Część uczelni musi upaść. Powód: niż demograficzny
Resort nauki i szkolnictwa wyższego szuka sposobów na ratowanie szkół wyższych. Niż demograficzny wymusza na uczelniach walkę o studentów i tym samym o przetrwanie na rynku - w najbliższych kilku latach czeka nas fala upadków uczelni wyższych - tłumaczy Paweł Dobrowolski, prezes Fundacji Świat Pieniądza.
2015-04-07, 15:22
Posłuchaj
- Na górce wyżu demograficznego mieliśmy około 4 mln osób w wieku studenckim, w tej chwili jest ich około 3 mln, tak ogromny spadek musi mieć wpływ na rynek. Na pewno liczba państwowych uczelni też będzie musiała się zmniejszyć. Pytanie tylko, ile prywatnych szkół zostanie. Realistycznie patrząc z kilkudziesięciu prywatnych uczelni funkcjonujących obecnie zostanie trzy do pięciu. Politycy nie chcą być odpowiedzialni za zamykanie uczelni publicznych, boją się tego. Wolą je łączyć, prywatyzować – uważa gość.

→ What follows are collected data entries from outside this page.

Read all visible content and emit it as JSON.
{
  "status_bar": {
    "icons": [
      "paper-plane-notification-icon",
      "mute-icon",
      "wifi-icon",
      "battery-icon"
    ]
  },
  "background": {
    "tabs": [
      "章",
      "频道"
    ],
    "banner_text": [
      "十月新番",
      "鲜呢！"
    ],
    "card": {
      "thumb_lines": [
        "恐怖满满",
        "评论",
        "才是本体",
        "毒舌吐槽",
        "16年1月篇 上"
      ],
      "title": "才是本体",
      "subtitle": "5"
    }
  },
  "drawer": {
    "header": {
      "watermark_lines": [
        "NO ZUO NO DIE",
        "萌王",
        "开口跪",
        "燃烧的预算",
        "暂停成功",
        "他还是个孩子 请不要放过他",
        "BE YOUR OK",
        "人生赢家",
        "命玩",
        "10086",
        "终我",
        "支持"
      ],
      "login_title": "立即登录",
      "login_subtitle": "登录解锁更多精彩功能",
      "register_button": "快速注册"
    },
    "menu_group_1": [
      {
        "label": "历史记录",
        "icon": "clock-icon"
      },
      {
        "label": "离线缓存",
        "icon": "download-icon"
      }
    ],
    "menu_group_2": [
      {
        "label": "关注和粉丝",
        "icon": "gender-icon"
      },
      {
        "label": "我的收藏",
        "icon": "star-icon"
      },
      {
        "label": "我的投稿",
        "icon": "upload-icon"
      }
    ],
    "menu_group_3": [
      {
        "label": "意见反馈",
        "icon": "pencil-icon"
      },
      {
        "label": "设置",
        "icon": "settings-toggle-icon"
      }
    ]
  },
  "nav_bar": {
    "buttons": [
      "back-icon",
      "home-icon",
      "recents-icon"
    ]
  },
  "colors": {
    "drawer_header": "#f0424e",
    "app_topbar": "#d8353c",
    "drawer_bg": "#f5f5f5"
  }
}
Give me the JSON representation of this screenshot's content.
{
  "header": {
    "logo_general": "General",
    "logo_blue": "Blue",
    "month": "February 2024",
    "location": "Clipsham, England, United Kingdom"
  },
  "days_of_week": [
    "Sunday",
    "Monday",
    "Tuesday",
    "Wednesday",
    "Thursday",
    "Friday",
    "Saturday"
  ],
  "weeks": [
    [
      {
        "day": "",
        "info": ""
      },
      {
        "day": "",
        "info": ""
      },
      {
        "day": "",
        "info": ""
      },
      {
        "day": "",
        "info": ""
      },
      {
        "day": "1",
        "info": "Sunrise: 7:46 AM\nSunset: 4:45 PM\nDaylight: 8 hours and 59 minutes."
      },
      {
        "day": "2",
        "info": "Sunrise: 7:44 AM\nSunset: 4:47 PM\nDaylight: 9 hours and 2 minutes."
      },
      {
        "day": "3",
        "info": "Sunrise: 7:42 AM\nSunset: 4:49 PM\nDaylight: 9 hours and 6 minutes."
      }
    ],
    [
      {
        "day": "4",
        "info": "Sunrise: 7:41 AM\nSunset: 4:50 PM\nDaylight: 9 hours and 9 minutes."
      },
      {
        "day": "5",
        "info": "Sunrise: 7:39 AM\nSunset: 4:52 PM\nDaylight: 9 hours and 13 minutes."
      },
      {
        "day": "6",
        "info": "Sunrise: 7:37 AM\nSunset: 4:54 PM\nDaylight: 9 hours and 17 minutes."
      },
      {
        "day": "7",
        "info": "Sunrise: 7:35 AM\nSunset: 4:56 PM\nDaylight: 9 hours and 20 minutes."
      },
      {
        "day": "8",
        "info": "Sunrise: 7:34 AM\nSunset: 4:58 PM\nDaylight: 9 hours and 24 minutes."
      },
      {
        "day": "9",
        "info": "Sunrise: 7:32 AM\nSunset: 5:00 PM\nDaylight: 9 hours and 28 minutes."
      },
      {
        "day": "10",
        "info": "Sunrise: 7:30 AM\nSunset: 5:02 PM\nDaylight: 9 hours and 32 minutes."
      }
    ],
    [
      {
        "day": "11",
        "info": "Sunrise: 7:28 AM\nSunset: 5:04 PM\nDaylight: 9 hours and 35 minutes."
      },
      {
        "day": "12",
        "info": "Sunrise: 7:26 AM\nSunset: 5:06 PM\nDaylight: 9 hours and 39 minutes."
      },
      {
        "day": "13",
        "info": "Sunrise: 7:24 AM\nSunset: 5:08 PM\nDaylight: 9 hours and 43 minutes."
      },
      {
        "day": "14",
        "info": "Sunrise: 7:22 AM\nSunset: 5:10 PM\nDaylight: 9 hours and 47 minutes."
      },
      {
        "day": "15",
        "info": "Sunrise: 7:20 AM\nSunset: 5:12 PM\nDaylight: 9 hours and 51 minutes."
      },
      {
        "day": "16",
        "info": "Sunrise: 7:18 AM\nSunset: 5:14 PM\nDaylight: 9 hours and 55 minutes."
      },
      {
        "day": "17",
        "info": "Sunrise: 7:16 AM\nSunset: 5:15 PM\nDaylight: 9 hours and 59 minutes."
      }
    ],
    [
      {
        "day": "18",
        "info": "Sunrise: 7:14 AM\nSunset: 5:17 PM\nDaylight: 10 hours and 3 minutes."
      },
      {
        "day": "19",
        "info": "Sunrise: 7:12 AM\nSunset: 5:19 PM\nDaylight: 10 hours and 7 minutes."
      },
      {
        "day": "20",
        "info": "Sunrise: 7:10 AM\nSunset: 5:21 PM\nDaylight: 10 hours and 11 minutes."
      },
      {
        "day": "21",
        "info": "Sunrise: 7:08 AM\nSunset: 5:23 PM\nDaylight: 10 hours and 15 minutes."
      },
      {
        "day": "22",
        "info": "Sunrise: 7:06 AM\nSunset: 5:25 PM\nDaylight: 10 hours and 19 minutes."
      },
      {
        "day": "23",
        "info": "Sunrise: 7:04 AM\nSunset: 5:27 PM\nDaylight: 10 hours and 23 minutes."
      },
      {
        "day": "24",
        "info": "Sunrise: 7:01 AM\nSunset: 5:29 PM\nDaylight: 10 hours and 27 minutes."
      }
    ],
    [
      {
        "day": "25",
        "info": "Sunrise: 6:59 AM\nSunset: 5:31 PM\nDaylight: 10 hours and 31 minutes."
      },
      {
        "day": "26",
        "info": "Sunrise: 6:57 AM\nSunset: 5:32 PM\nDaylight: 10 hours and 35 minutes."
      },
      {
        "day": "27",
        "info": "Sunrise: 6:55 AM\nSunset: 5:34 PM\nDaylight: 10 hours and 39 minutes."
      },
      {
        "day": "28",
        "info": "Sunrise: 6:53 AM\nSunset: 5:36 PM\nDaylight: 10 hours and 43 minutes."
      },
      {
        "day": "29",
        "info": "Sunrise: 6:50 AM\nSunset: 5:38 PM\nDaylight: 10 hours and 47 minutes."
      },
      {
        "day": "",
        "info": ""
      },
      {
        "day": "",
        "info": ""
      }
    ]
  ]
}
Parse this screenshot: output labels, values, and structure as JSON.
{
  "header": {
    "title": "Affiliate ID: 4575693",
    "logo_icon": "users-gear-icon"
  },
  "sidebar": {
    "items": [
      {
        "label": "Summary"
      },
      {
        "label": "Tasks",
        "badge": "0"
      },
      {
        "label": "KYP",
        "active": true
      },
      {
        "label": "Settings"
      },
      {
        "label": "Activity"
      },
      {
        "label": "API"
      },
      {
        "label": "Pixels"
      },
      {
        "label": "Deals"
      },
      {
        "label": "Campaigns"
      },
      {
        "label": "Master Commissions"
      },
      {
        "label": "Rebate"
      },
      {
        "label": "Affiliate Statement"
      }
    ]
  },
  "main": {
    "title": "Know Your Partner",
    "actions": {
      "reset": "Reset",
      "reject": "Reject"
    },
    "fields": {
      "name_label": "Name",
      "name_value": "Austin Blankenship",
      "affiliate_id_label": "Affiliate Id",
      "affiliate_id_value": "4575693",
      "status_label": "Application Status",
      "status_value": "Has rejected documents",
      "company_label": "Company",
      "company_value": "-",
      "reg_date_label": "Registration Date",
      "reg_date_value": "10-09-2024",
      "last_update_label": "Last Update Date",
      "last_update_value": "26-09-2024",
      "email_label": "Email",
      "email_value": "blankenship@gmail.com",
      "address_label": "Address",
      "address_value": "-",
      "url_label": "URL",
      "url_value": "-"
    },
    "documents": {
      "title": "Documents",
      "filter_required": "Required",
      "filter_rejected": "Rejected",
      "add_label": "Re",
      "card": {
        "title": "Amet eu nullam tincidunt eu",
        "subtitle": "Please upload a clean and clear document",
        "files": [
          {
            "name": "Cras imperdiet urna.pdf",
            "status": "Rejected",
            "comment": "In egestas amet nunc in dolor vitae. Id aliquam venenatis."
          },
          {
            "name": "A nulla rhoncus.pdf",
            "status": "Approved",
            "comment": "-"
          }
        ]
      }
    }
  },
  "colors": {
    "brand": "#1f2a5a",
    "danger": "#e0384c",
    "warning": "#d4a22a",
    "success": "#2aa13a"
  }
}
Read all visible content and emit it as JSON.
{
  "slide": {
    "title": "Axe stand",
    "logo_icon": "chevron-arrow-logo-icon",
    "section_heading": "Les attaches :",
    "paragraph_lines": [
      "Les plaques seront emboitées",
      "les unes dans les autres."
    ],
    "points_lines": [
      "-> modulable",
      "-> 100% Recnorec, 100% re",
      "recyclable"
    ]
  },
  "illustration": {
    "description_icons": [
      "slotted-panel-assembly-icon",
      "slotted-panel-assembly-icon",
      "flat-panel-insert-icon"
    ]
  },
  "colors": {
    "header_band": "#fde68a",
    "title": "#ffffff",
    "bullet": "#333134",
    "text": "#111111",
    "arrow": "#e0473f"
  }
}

"Demografia jest nieubłagana"
W dyskusji o uczelniach w Polsce - pojawił się ostatnio właśnie temat możliwości przejmowania państwowych uczelni przez prywatne podmioty. Jednak zdaniem eksperta to nie jest rozwiąże problemu - bo demografia jest nieubłagana. - W przeciągu kilku lat będziemy w stanie obsłużyć cały popyt na studia w Polsce darmowymi, studiami na uczelniach wyższych – dodaje.
A to oznacza, że w wyniku zmian na rynku, praktycznie każda osoba chcąca studiować w trybie dziennym, będzie mogła bez problemu dostać się na uczelnię publiczną. Wobec tej konkurencji studia dzienne w uczelniach niepublicznych, które są płatne, mają niemal całkowicie zniknąć. Szacuje, że dołek niżu demograficznego zostanie osiągnięty w 2023 roku.